Thoughts as of this morning:
Yesterday, the media were doing an excellent job of hyping the system in the Gulf, and it looks like a lot of people bought into it. Now imagine my (lack of) surprise this morning when I woke up and there were the faintest hints of blue sky overhead, when from the way people were acting yesterday, the world was scheduled to end by noon.
Called the office emergency hotline just to be sure, and lo and behold, the offices are open. So, I’m at the office (don’t tell them I’m typing this up). The roads were clear, though. It was funny.
The more level-headed are saying that whatever we get (if anything) will move in this afternoon.
Maybe I’ll get some excitement after all, but I kind of doubt it.

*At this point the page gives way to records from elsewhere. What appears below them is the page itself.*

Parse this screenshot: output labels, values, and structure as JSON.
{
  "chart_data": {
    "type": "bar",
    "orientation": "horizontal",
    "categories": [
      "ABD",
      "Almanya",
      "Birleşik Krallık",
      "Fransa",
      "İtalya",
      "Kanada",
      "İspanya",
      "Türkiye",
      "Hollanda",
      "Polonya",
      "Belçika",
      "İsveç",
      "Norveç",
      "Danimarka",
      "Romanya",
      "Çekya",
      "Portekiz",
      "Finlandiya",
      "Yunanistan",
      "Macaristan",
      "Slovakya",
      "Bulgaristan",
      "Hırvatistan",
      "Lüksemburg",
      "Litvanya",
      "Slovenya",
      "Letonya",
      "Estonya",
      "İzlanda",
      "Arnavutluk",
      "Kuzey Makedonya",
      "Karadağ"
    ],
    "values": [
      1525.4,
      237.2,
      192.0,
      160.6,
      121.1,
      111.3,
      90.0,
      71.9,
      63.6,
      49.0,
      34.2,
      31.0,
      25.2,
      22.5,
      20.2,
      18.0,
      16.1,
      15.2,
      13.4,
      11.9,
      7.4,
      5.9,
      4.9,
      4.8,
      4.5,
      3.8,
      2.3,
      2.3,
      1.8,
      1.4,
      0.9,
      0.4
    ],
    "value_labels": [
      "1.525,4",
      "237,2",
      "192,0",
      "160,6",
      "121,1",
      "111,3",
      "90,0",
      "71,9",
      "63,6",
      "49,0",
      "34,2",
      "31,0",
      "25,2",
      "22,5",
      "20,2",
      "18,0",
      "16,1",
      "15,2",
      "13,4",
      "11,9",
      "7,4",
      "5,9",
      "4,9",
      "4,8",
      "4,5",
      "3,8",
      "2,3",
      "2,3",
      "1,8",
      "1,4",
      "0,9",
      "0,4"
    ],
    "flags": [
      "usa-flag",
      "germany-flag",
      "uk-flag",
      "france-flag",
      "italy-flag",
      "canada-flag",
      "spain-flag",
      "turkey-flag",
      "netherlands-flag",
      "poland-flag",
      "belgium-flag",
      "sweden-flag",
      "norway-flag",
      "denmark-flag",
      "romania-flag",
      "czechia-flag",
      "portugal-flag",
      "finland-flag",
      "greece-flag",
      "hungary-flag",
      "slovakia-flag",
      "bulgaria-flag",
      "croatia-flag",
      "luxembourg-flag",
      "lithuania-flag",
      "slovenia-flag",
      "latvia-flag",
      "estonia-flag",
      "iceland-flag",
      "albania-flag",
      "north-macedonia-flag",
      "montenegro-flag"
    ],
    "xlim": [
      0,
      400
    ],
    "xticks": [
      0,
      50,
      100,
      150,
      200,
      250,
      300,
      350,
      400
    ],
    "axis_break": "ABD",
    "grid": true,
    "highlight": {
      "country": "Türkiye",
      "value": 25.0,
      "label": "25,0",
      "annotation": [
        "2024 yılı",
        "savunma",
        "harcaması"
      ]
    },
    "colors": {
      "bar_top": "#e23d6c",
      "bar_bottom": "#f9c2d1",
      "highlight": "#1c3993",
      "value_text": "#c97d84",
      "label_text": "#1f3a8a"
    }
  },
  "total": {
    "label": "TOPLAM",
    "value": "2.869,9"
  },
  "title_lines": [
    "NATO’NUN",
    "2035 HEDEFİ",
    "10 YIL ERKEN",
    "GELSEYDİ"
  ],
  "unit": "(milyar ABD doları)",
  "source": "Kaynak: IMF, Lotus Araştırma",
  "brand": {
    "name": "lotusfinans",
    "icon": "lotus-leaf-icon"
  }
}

It’s been a while since the last time I wrote about where I’ve moved to, if I’ve written anything at all (can’t remember at the moment although it’s been talked about on Twitter and one-on-one for certain). So in the interests of either filling a gap in writing, or being redundant and amusing myself by talking about the same things again, here we go.
Houstonians are, as a rule, ruder than people in South Carolina. I’m not sure why that is. Could come from everyone having to live so close together.

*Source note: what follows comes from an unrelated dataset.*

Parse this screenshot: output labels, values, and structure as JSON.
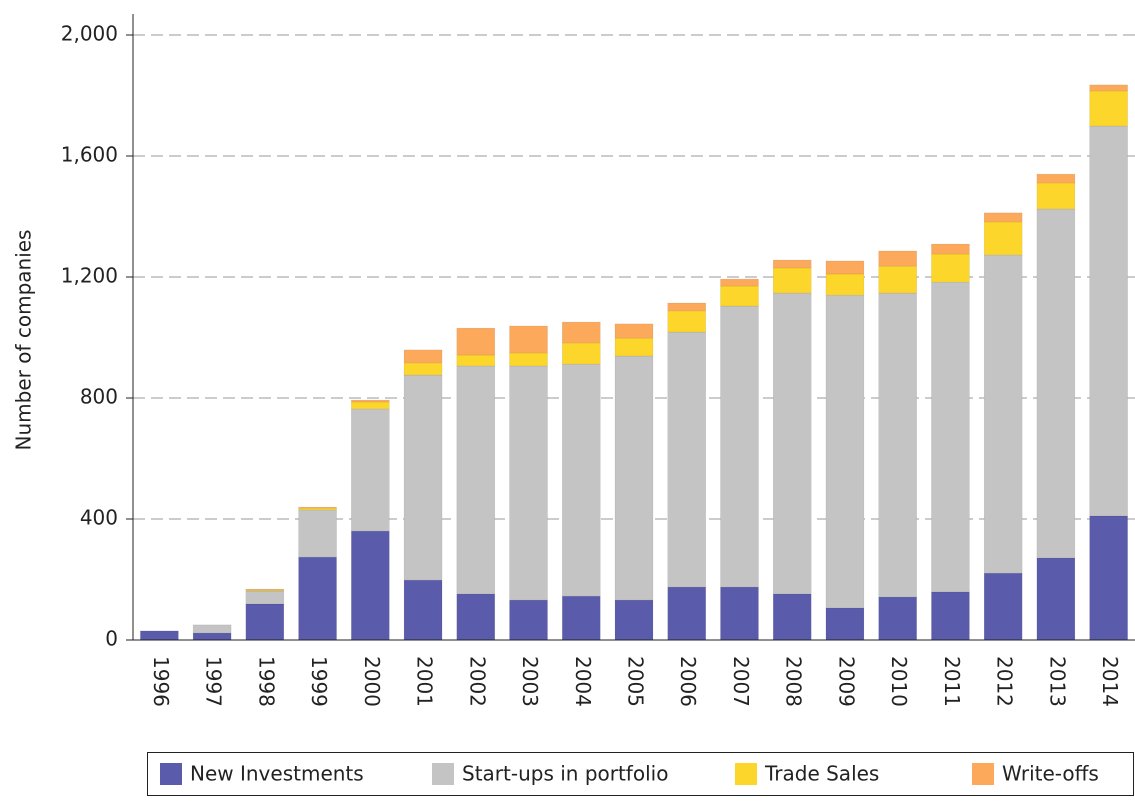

I have yet to find an Asian restaurant that understands the concept of sweet tea.
Traffic lights mean nothing. Neither do the lanes painted onto the road.

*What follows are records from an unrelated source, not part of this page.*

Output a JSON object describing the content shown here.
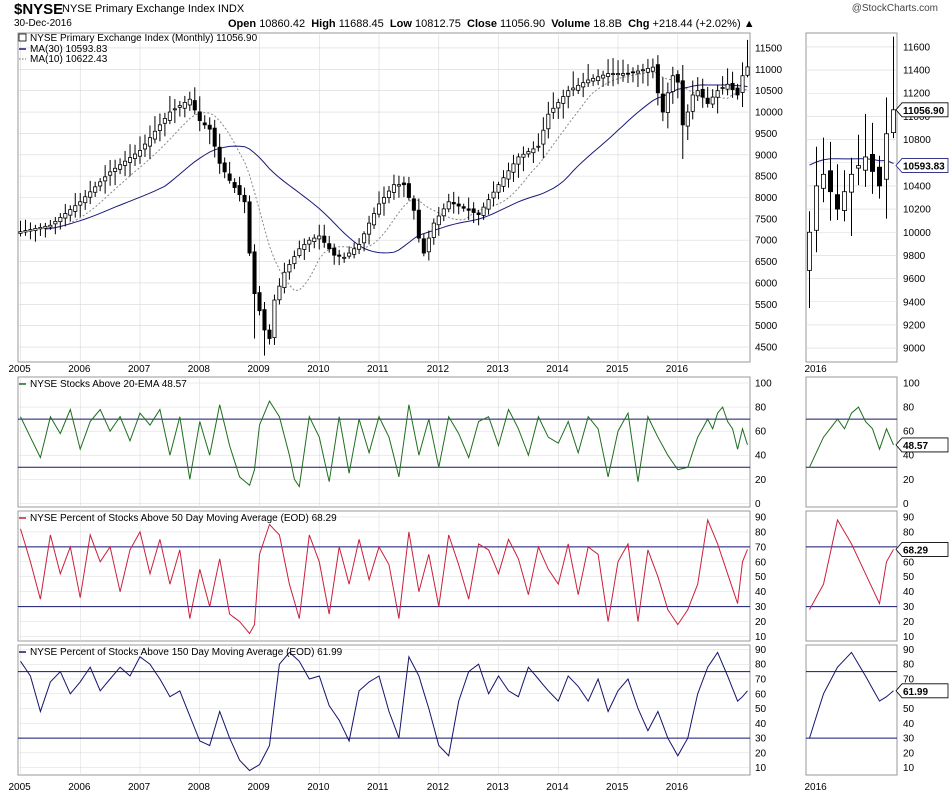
{
  "header": {
    "symbol": "$NYSE",
    "name": "NYSE Primary Exchange Index INDX",
    "date": "30-Dec-2016",
    "open_label": "Open",
    "open": "10860.42",
    "high_label": "High",
    "high": "11688.45",
    "low_label": "Low",
    "low": "10812.75",
    "close_label": "Close",
    "close": "11056.90",
    "volume_label": "Volume",
    "volume": "18.8B",
    "chg_label": "Chg",
    "chg": "+218.44 (+2.02%)",
    "watermark": "@StockCharts.com"
  },
  "colors": {
    "ma30": "#1a1a7a",
    "ma10": "#888888",
    "green": "#1e6e1e",
    "red": "#cc1e3c",
    "navy": "#14146e",
    "hline": "#14146e",
    "grid": "#d8d8d8"
  },
  "chart_data": [
    {
      "id": "price",
      "type": "candlestick",
      "title": "NYSE Primary Exchange Index (Monthly) 11056.90",
      "legend": [
        {
          "name": "MA(30) 10593.83",
          "style": "solid"
        },
        {
          "name": "MA(10) 10622.43",
          "style": "dotted"
        }
      ],
      "x_ticks": [
        "2005",
        "2006",
        "2007",
        "2008",
        "2009",
        "2010",
        "2011",
        "2012",
        "2013",
        "2014",
        "2015",
        "2016"
      ],
      "y_ticks": [
        4500,
        5000,
        5500,
        6000,
        6500,
        7000,
        7500,
        8000,
        8500,
        9000,
        9500,
        10000,
        10500,
        11000,
        11500
      ],
      "ylim": [
        4150,
        11850
      ],
      "close_anchors": [
        [
          0,
          7200
        ],
        [
          6,
          7350
        ],
        [
          12,
          7900
        ],
        [
          18,
          8600
        ],
        [
          24,
          9100
        ],
        [
          30,
          10000
        ],
        [
          34,
          10300
        ],
        [
          36,
          9800
        ],
        [
          38,
          9600
        ],
        [
          40,
          8800
        ],
        [
          42,
          8400
        ],
        [
          45,
          7900
        ],
        [
          46,
          6700
        ],
        [
          47,
          5750
        ],
        [
          48,
          5350
        ],
        [
          49,
          4900
        ],
        [
          50,
          4700
        ],
        [
          51,
          5600
        ],
        [
          53,
          6250
        ],
        [
          56,
          6800
        ],
        [
          58,
          7000
        ],
        [
          60,
          7100
        ],
        [
          63,
          6650
        ],
        [
          65,
          6600
        ],
        [
          68,
          6900
        ],
        [
          70,
          7400
        ],
        [
          72,
          7850
        ],
        [
          75,
          8300
        ],
        [
          77,
          8300
        ],
        [
          79,
          7700
        ],
        [
          80,
          7050
        ],
        [
          81,
          6700
        ],
        [
          83,
          7400
        ],
        [
          86,
          7900
        ],
        [
          89,
          7750
        ],
        [
          92,
          7600
        ],
        [
          96,
          8300
        ],
        [
          100,
          8950
        ],
        [
          104,
          9200
        ],
        [
          106,
          9950
        ],
        [
          110,
          10500
        ],
        [
          114,
          10750
        ],
        [
          118,
          10900
        ],
        [
          122,
          10900
        ],
        [
          127,
          11050
        ],
        [
          128,
          10450
        ],
        [
          129,
          10000
        ],
        [
          130,
          10450
        ],
        [
          131,
          10850
        ],
        [
          132,
          10700
        ],
        [
          133,
          9700
        ],
        [
          134,
          10000
        ],
        [
          135,
          10400
        ],
        [
          136,
          10500
        ],
        [
          138,
          10200
        ],
        [
          140,
          10500
        ],
        [
          142,
          10650
        ],
        [
          144,
          10400
        ],
        [
          145,
          10850
        ],
        [
          146,
          11056.9
        ]
      ],
      "last": {
        "open": 10860.42,
        "high": 11688.45,
        "low": 10812.75,
        "close": 11056.9
      },
      "value_labels": [
        {
          "series": "close",
          "text": "11056.90"
        },
        {
          "series": "ma30",
          "text": "10593.83"
        }
      ],
      "inset_x_ticks": [
        "2016"
      ],
      "inset_y_ticks": [
        9000,
        9200,
        9400,
        9600,
        9800,
        10000,
        10200,
        10400,
        10600,
        10800,
        11000,
        11200,
        11400,
        11600
      ],
      "inset_ylim": [
        8880,
        11720
      ]
    },
    {
      "id": "ema20",
      "type": "line",
      "title": "NYSE Stocks Above 20-EMA 48.57",
      "last_value": "48.57",
      "y_ticks": [
        0,
        20,
        40,
        60,
        80,
        100
      ],
      "ylim": [
        -3,
        105
      ],
      "hlines": [
        70,
        30
      ],
      "anchors": [
        [
          0,
          72
        ],
        [
          2,
          55
        ],
        [
          4,
          38
        ],
        [
          6,
          72
        ],
        [
          8,
          58
        ],
        [
          10,
          78
        ],
        [
          12,
          45
        ],
        [
          14,
          68
        ],
        [
          16,
          78
        ],
        [
          18,
          60
        ],
        [
          20,
          72
        ],
        [
          22,
          52
        ],
        [
          24,
          75
        ],
        [
          26,
          65
        ],
        [
          28,
          78
        ],
        [
          30,
          40
        ],
        [
          32,
          72
        ],
        [
          34,
          20
        ],
        [
          36,
          68
        ],
        [
          38,
          40
        ],
        [
          40,
          82
        ],
        [
          42,
          48
        ],
        [
          44,
          22
        ],
        [
          46,
          15
        ],
        [
          47,
          28
        ],
        [
          48,
          65
        ],
        [
          50,
          85
        ],
        [
          52,
          72
        ],
        [
          54,
          40
        ],
        [
          55,
          20
        ],
        [
          56,
          14
        ],
        [
          58,
          72
        ],
        [
          60,
          55
        ],
        [
          62,
          18
        ],
        [
          64,
          72
        ],
        [
          66,
          25
        ],
        [
          68,
          70
        ],
        [
          70,
          42
        ],
        [
          72,
          72
        ],
        [
          74,
          55
        ],
        [
          76,
          22
        ],
        [
          78,
          82
        ],
        [
          80,
          40
        ],
        [
          82,
          70
        ],
        [
          84,
          30
        ],
        [
          86,
          72
        ],
        [
          88,
          58
        ],
        [
          90,
          38
        ],
        [
          92,
          68
        ],
        [
          94,
          72
        ],
        [
          96,
          48
        ],
        [
          98,
          78
        ],
        [
          100,
          62
        ],
        [
          102,
          40
        ],
        [
          104,
          72
        ],
        [
          106,
          55
        ],
        [
          108,
          50
        ],
        [
          110,
          68
        ],
        [
          112,
          42
        ],
        [
          114,
          72
        ],
        [
          116,
          62
        ],
        [
          118,
          22
        ],
        [
          120,
          60
        ],
        [
          122,
          75
        ],
        [
          124,
          18
        ],
        [
          126,
          72
        ],
        [
          128,
          55
        ],
        [
          130,
          40
        ],
        [
          132,
          28
        ],
        [
          134,
          30
        ],
        [
          136,
          55
        ],
        [
          138,
          70
        ],
        [
          139,
          62
        ],
        [
          140,
          75
        ],
        [
          141,
          80
        ],
        [
          142,
          68
        ],
        [
          143,
          62
        ],
        [
          144,
          45
        ],
        [
          145,
          62
        ],
        [
          146,
          48.57
        ]
      ]
    },
    {
      "id": "pct50",
      "type": "line",
      "title": "NYSE Percent of Stocks Above 50 Day Moving Average (EOD) 68.29",
      "last_value": "68.29",
      "y_ticks": [
        10,
        20,
        30,
        40,
        50,
        60,
        70,
        80,
        90
      ],
      "ylim": [
        7,
        94
      ],
      "hlines": [
        70,
        30
      ],
      "anchors": [
        [
          0,
          82
        ],
        [
          2,
          60
        ],
        [
          4,
          35
        ],
        [
          6,
          78
        ],
        [
          8,
          52
        ],
        [
          10,
          70
        ],
        [
          12,
          36
        ],
        [
          14,
          78
        ],
        [
          16,
          60
        ],
        [
          18,
          70
        ],
        [
          20,
          40
        ],
        [
          22,
          68
        ],
        [
          24,
          80
        ],
        [
          26,
          52
        ],
        [
          28,
          75
        ],
        [
          30,
          45
        ],
        [
          32,
          68
        ],
        [
          34,
          22
        ],
        [
          36,
          55
        ],
        [
          38,
          30
        ],
        [
          40,
          62
        ],
        [
          42,
          25
        ],
        [
          44,
          20
        ],
        [
          46,
          12
        ],
        [
          47,
          18
        ],
        [
          48,
          65
        ],
        [
          50,
          85
        ],
        [
          52,
          78
        ],
        [
          54,
          45
        ],
        [
          56,
          22
        ],
        [
          58,
          78
        ],
        [
          60,
          60
        ],
        [
          62,
          25
        ],
        [
          64,
          70
        ],
        [
          66,
          45
        ],
        [
          68,
          75
        ],
        [
          70,
          48
        ],
        [
          72,
          70
        ],
        [
          74,
          58
        ],
        [
          76,
          22
        ],
        [
          78,
          80
        ],
        [
          80,
          40
        ],
        [
          82,
          65
        ],
        [
          84,
          30
        ],
        [
          86,
          78
        ],
        [
          88,
          58
        ],
        [
          90,
          35
        ],
        [
          92,
          72
        ],
        [
          94,
          68
        ],
        [
          96,
          52
        ],
        [
          98,
          75
        ],
        [
          100,
          62
        ],
        [
          102,
          38
        ],
        [
          104,
          70
        ],
        [
          106,
          55
        ],
        [
          108,
          45
        ],
        [
          110,
          72
        ],
        [
          112,
          38
        ],
        [
          114,
          70
        ],
        [
          116,
          65
        ],
        [
          118,
          20
        ],
        [
          120,
          60
        ],
        [
          122,
          72
        ],
        [
          124,
          20
        ],
        [
          126,
          68
        ],
        [
          128,
          50
        ],
        [
          130,
          28
        ],
        [
          132,
          18
        ],
        [
          134,
          28
        ],
        [
          136,
          45
        ],
        [
          138,
          88
        ],
        [
          140,
          72
        ],
        [
          142,
          52
        ],
        [
          144,
          32
        ],
        [
          145,
          60
        ],
        [
          146,
          68.29
        ]
      ]
    },
    {
      "id": "pct150",
      "type": "line",
      "title": "NYSE Percent of Stocks Above 150 Day Moving Average (EOD) 61.99",
      "last_value": "61.99",
      "y_ticks": [
        10,
        20,
        30,
        40,
        50,
        60,
        70,
        80,
        90
      ],
      "ylim": [
        5,
        93
      ],
      "hlines": [
        75,
        30
      ],
      "anchors": [
        [
          0,
          82
        ],
        [
          2,
          72
        ],
        [
          4,
          48
        ],
        [
          6,
          68
        ],
        [
          8,
          75
        ],
        [
          10,
          60
        ],
        [
          12,
          68
        ],
        [
          14,
          78
        ],
        [
          16,
          62
        ],
        [
          18,
          70
        ],
        [
          20,
          78
        ],
        [
          22,
          72
        ],
        [
          24,
          85
        ],
        [
          26,
          80
        ],
        [
          28,
          70
        ],
        [
          30,
          58
        ],
        [
          32,
          62
        ],
        [
          34,
          45
        ],
        [
          36,
          28
        ],
        [
          38,
          25
        ],
        [
          40,
          48
        ],
        [
          42,
          30
        ],
        [
          44,
          15
        ],
        [
          46,
          8
        ],
        [
          48,
          12
        ],
        [
          50,
          25
        ],
        [
          52,
          80
        ],
        [
          54,
          88
        ],
        [
          56,
          82
        ],
        [
          58,
          70
        ],
        [
          60,
          72
        ],
        [
          62,
          52
        ],
        [
          64,
          42
        ],
        [
          66,
          28
        ],
        [
          68,
          62
        ],
        [
          70,
          68
        ],
        [
          72,
          72
        ],
        [
          74,
          48
        ],
        [
          76,
          30
        ],
        [
          78,
          85
        ],
        [
          80,
          72
        ],
        [
          82,
          50
        ],
        [
          84,
          25
        ],
        [
          86,
          18
        ],
        [
          88,
          55
        ],
        [
          90,
          75
        ],
        [
          92,
          80
        ],
        [
          94,
          60
        ],
        [
          96,
          72
        ],
        [
          98,
          62
        ],
        [
          100,
          58
        ],
        [
          102,
          78
        ],
        [
          104,
          70
        ],
        [
          106,
          62
        ],
        [
          108,
          55
        ],
        [
          110,
          72
        ],
        [
          112,
          65
        ],
        [
          114,
          55
        ],
        [
          116,
          70
        ],
        [
          118,
          48
        ],
        [
          120,
          62
        ],
        [
          122,
          70
        ],
        [
          124,
          50
        ],
        [
          126,
          35
        ],
        [
          128,
          48
        ],
        [
          130,
          30
        ],
        [
          132,
          18
        ],
        [
          134,
          30
        ],
        [
          136,
          60
        ],
        [
          138,
          78
        ],
        [
          140,
          88
        ],
        [
          142,
          72
        ],
        [
          144,
          55
        ],
        [
          145,
          58
        ],
        [
          146,
          61.99
        ]
      ]
    }
  ]
}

Many I’ve run across don’t seem to realize there is a world outside Texas. (Is this a problem endemic to Texas?)
The lack of income tax is more than compensated for by the higher sales tax and cost of living.
So far I haven’t said anything positive about Houston, and it’s a policy of mine to at least try to find something positive to say when I have a list of negatives, to at least pretend to have balance.
Unfortunately I can’t think of anything worth liking about this place. My plan from the beginning was to be here short-term, but it may end up being shorter-term than even I anticipated.